By asking yourself, “What if…,” you unlock the key to your innate creativity.

Take the folks at The PUMA Group, whose brands include PUMA, Cobra Golf and TretornPuma. They asked themselves, “What if we got rid of the shoe box?” The result was the Clever Little Bag.

When recruiting, ask “what if?” about …

The new design reduces the costs of both materials and shipping, uses 65 percent less cardboard, consumes 60 percent less energy, and produces 10 fewer tons of emissions. Great for PUMA and great for the environment.

When it comes to hiring and retaining great people, here are a few “What ifs” for you to play with:

  1. What if we had to pay our employees $10 an hour more?
  2. What if we can’t find anyone fit to fill this job?
  3. What if my best team member left tomorrow?
  4. What if we had only the best people working for us?
  5. What if we get rid of our mediocre employees?
  6. What if we could only work four hours a day?
  7. What if we asked our employees how we can do a better job?
  8. What if we ask our people what frustrates them?
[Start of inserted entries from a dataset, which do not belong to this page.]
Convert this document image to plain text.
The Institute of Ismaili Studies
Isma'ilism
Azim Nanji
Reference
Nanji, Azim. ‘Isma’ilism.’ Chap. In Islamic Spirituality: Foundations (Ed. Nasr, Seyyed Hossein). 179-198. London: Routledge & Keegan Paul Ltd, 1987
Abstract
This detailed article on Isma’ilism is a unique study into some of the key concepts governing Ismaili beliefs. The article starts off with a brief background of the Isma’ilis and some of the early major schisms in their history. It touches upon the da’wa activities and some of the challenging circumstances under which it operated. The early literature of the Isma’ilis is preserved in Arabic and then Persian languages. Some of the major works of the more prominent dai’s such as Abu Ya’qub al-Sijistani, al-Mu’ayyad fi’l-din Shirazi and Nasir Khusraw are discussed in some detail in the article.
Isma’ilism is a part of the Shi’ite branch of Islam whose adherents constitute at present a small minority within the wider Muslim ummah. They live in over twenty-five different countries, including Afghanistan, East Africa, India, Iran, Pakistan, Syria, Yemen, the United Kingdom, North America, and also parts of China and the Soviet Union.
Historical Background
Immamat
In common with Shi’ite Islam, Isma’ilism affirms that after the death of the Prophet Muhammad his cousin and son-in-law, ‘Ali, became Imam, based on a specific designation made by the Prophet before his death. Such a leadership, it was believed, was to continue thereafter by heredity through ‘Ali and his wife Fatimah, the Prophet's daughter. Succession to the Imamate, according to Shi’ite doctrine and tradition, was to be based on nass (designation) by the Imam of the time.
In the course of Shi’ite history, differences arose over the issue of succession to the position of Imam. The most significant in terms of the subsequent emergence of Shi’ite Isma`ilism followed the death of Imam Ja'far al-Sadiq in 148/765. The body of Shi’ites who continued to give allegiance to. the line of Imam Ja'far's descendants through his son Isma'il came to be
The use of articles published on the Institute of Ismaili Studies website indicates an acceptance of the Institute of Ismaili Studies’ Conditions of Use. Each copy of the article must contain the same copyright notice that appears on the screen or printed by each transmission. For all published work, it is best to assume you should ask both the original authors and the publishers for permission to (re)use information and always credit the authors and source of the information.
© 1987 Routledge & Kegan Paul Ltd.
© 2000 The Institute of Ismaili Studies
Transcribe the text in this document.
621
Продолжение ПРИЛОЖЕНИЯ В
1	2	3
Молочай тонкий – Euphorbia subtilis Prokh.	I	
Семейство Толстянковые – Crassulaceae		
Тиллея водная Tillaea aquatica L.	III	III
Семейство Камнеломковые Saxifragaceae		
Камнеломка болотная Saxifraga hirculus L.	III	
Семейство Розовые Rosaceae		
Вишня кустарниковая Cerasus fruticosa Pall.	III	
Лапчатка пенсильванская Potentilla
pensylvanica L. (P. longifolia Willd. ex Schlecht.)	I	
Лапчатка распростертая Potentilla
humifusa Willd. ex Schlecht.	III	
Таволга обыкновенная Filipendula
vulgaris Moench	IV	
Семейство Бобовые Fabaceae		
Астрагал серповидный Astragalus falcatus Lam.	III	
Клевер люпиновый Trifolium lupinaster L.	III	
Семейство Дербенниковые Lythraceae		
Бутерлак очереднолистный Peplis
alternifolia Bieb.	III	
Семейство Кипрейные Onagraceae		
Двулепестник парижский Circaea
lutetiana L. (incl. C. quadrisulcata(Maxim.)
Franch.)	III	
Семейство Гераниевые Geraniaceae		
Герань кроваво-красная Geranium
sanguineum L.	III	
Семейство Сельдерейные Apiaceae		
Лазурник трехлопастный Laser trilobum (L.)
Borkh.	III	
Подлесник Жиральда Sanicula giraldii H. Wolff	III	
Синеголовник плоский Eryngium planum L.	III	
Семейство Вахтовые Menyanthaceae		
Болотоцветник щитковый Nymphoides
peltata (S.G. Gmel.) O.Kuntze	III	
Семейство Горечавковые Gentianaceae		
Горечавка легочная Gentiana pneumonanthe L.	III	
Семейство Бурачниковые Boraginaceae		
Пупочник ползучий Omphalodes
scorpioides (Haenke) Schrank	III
Think you’re not smart enough to come up with new and improved ways of doing things? Andy Boynton and Bill Fischer, authors of The Idea Hunter, would argue that point.

In a recent Inc. magazine article they said in part:

What we realized was that it didn’t matter if someone was from finance or marketing or accounting or R&D. At the end of the day, we observed that great leaders are great idea hunters. They bring ideas into an organization. They bring ideas into a team. They move things forward through the power of ideas, not through their intellect or their genius. It was really about their ability to find ideas, repurpose those ideas, and create something brand-new.”

So, ask yourself and ask your employees, “What if…” every day.

Boynton and Fischer say you’ll discover that:

The smartest guys in the room are not necessarily the smartest guys in the room. [Our research] destroys the myth that innovation is about genius. It empowers and should motivate everyone to realize the ideas are out there to get, absolutely for free, if only you can find them, the ideas are there to be found. Becoming a great idea hunter is learnable, it’s repeatable, and it’s something you and everyone in your organization can work on every day.”